Even 2019's "Hellboy" only carried a reported $50 million budget, which is modest compared to say a Marvel movie, which can easily cost close to $200 million these days. But we have some evidence that suggests Millennium is going to be even more thrifty this time around. To that end, we recently learned that actor Jack Kesy, whose credits include films such as "Dark Web: Cicada 3301" and "The Outpost," is set to play our new Hellboy. Millennium did not go for a big name, with all due respect to Mr. Kesy, and instead is relying on the popularity of the character and the new take on the material to draw interest.

Kesy, at this point, is arguably best known for a very minor role in "Deadpool 2" as Black Tom, even though his role was greatly reduced in the final cut. The studio is probably going to save a lot of money on actor salaries by not going for bigger names. The question now becomes, is this the right strategy and will it pay off?

The Hellboy movies have never been very successful

Again, all due respect to Kesy, but he is not going to fetch the same salary as Harbour likely did when he played the part. Nor is he likely going to be paid as much as Ron Perlman was for his casting in Guillermo del Toro's "Hellboy" films. Kesy has never, ever been the focal point of any movie that has ever broken through in the grand scheme of things. Sure, he's been in movies people have seen such as "12 Strong" or "Baywatch," but he's not a big star. Therefore, he's far more affordable. This is telling and, quite frankly, might be the smartest way for Millennium and the film's financers to hedge their bets.

"Hellboy," as a cinematic franchise, has never been particularly successful. The original 2004 take on creator Mike Mignola's beloved character was directed by del Toro and made $99.8 million worldwide against a $60 million budget. The home video and secondary market was far more robust back then, which is certainly why "Hellboy II: The Golden Army" got made, because the first movie did not turn a profit in theaters. Unfortunately, del Toro's sequel cost more to make ($82.5 million), though it did generate $160.3 million at the box office. Even so, returns like that are not what a studio hopes for from a big comic book movie.
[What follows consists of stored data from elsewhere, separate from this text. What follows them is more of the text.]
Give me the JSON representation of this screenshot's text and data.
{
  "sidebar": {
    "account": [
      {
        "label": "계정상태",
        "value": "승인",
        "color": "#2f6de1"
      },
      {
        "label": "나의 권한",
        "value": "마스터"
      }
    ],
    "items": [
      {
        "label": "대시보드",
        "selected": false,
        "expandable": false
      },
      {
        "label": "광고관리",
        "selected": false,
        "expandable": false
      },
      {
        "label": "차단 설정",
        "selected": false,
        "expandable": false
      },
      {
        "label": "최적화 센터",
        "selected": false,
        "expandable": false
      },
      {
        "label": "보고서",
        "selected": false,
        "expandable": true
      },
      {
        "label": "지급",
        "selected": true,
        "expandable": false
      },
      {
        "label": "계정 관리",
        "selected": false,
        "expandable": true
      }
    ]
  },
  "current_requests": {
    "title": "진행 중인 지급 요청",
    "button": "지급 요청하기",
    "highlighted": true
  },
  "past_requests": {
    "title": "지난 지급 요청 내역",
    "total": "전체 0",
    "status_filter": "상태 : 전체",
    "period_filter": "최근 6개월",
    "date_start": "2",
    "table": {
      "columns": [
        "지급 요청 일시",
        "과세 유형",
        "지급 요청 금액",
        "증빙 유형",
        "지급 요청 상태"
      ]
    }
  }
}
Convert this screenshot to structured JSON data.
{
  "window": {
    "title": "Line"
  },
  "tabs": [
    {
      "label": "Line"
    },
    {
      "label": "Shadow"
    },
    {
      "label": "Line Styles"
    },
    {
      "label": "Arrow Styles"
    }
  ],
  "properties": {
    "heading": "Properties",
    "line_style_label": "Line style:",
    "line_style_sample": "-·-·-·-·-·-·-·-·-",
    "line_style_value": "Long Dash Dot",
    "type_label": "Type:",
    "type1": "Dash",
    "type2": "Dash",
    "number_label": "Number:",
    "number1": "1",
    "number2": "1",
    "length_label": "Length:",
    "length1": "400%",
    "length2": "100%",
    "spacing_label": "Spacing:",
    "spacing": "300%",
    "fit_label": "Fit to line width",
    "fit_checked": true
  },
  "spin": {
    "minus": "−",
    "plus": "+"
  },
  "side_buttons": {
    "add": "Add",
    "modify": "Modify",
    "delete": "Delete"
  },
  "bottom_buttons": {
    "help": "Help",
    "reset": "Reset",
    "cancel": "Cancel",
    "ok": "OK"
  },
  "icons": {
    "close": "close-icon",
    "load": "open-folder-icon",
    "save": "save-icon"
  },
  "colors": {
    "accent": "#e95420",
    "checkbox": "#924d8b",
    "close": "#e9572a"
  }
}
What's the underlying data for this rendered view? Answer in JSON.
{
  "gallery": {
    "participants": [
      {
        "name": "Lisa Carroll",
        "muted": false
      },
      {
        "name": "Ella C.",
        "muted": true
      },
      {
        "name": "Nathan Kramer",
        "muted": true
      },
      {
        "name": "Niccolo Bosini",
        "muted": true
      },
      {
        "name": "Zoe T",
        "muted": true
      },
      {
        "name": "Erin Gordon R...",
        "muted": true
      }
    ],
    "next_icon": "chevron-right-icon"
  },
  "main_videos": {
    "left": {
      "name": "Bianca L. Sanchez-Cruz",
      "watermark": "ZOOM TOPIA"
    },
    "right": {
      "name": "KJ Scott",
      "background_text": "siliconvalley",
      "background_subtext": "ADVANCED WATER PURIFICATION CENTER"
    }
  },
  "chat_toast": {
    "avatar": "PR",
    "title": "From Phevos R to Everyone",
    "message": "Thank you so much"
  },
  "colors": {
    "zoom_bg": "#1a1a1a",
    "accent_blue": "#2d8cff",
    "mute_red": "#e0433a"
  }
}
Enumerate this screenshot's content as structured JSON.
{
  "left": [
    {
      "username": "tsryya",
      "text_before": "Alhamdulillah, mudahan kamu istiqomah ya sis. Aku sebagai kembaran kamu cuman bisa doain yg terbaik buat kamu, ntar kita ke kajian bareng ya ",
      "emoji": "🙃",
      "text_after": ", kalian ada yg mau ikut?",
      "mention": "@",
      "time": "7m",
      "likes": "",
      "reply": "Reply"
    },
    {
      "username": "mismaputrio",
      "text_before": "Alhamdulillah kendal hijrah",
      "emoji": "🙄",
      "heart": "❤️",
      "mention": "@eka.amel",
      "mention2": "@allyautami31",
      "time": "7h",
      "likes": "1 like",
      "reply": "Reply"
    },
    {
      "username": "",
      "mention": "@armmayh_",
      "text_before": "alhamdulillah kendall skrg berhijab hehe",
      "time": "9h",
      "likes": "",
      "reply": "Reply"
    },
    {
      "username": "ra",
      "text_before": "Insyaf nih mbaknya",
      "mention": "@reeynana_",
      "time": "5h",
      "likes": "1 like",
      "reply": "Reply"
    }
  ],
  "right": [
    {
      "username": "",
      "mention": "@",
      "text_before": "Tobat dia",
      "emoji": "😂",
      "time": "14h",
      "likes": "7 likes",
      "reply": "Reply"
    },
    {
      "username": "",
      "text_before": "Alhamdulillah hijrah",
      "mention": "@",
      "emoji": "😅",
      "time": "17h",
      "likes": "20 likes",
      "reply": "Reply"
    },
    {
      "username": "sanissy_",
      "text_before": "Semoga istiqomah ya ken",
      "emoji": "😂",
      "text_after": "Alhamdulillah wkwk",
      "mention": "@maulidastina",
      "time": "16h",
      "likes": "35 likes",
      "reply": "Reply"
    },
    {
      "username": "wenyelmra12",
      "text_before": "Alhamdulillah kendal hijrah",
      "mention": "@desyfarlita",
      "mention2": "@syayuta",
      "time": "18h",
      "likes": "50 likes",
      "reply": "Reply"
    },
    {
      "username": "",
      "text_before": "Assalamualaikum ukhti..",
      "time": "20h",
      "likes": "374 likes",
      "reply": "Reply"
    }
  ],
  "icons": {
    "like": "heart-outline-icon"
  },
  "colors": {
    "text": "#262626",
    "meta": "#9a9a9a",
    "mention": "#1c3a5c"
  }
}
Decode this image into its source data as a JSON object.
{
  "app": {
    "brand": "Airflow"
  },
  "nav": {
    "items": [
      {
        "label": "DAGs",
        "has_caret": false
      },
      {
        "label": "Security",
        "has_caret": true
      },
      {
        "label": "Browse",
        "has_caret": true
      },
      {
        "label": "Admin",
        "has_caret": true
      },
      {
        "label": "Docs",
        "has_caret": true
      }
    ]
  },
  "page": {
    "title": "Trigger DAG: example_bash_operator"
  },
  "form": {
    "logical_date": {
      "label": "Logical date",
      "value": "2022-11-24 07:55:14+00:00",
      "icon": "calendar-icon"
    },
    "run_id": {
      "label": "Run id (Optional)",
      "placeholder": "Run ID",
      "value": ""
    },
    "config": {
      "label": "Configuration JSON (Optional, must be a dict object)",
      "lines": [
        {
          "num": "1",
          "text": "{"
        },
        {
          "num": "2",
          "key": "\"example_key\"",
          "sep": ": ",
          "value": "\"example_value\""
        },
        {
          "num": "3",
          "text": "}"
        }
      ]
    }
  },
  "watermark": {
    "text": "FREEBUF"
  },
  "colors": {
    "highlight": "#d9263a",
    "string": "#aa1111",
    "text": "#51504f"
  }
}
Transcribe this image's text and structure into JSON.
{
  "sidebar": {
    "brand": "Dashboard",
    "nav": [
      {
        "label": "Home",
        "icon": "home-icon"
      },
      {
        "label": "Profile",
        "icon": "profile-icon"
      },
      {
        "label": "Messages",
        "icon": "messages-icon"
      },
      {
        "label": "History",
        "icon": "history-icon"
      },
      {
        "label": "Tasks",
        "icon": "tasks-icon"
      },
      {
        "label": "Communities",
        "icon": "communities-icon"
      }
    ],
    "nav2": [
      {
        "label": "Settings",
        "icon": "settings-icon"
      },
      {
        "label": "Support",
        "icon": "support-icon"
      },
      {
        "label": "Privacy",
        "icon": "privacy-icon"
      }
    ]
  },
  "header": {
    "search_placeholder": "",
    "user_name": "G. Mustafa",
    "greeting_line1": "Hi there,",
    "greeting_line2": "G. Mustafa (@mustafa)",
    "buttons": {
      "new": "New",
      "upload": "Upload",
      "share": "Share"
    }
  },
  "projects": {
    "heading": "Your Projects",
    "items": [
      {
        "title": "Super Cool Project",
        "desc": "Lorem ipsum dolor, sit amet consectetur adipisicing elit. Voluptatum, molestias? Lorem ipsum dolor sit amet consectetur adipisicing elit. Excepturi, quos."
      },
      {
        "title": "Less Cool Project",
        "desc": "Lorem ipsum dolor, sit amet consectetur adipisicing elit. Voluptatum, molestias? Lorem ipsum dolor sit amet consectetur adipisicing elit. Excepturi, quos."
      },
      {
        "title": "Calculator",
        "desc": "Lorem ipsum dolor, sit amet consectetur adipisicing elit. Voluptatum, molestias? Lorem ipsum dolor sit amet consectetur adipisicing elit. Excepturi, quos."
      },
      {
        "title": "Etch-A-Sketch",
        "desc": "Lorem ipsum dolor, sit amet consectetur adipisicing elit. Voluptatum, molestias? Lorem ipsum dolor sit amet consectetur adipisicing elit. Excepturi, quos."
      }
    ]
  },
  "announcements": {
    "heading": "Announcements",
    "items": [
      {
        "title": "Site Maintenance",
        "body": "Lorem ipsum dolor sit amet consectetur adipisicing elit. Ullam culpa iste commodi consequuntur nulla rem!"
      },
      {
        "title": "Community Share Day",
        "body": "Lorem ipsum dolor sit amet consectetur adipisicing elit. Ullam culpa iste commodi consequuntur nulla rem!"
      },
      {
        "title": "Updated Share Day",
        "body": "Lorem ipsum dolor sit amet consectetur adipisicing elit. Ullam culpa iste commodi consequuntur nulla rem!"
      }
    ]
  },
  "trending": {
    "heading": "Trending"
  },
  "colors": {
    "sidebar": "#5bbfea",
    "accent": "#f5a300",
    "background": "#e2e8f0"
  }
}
That's undoubtedly why del Toro never got to make "Hellboy 3," even though he and Perlman tried very hard. To put the nail in the coffin, 2019's "Hellboy" made just $53.9 million worldwide against a $50 million budget, all against downright scathing reviews. A disaster by any measure. That being the case, investing in yet another reboot is risky, and the studio has got to mitigate that risk somehow.

Taking a lesson from the horror genre

Worth pointing out is that Brian Taylor, of "Crank" and "Ghost Rider: Spirit of Vengeance" fame, will direct "The Crooked Man." Once more, with respect, this is not an A-list director. He's a guy who is probably affordable, though certainly capable of making a movie of this size. More to the point, he's highlighted the fact that they are leaning into the folk horror of Mignola's comics. Also of importance, Mignola personally co-wrote the screenplay this time around, giving the character's creator a firm hand in the direction of the story.

But a horror movie, generally speaking, is going to cost a lot less to make than a big superhero movie. Even a "big" horror movie such as "It" carried a budget of around $35 million and looks incredibly cinematic. There's lots of money to be saved when you're not destroying a city in the third act. That horror angle is, on the one hand, true to much of what Mignola has done in the comics over the years, while also serving as a way to deliver a lower-budget story. It could very well be a win-win too, given the current theatrical marketplace.

Aside from superheroes, horror is the hottest thing right now. "Smile" ($217 million box office/$17 million budget), "The Black Phone" ($161 million box office/$16 million budget), "Barbarian" ($45 million box office/$4.5 million budget), and "M3GAN" ($172 million box office/$12 million budget) are all recent examples of horror movies doing blockbuster numbers. If we assume that they manage to make a good movie this time, it could benefit more from the horror market, with a side of superhero stuff, rather than as a full-blown superhero franchise. The key here though is making a good movie, and that is always easier said than done.

"Hellboy: The Crooked Man" does not yet have a release date.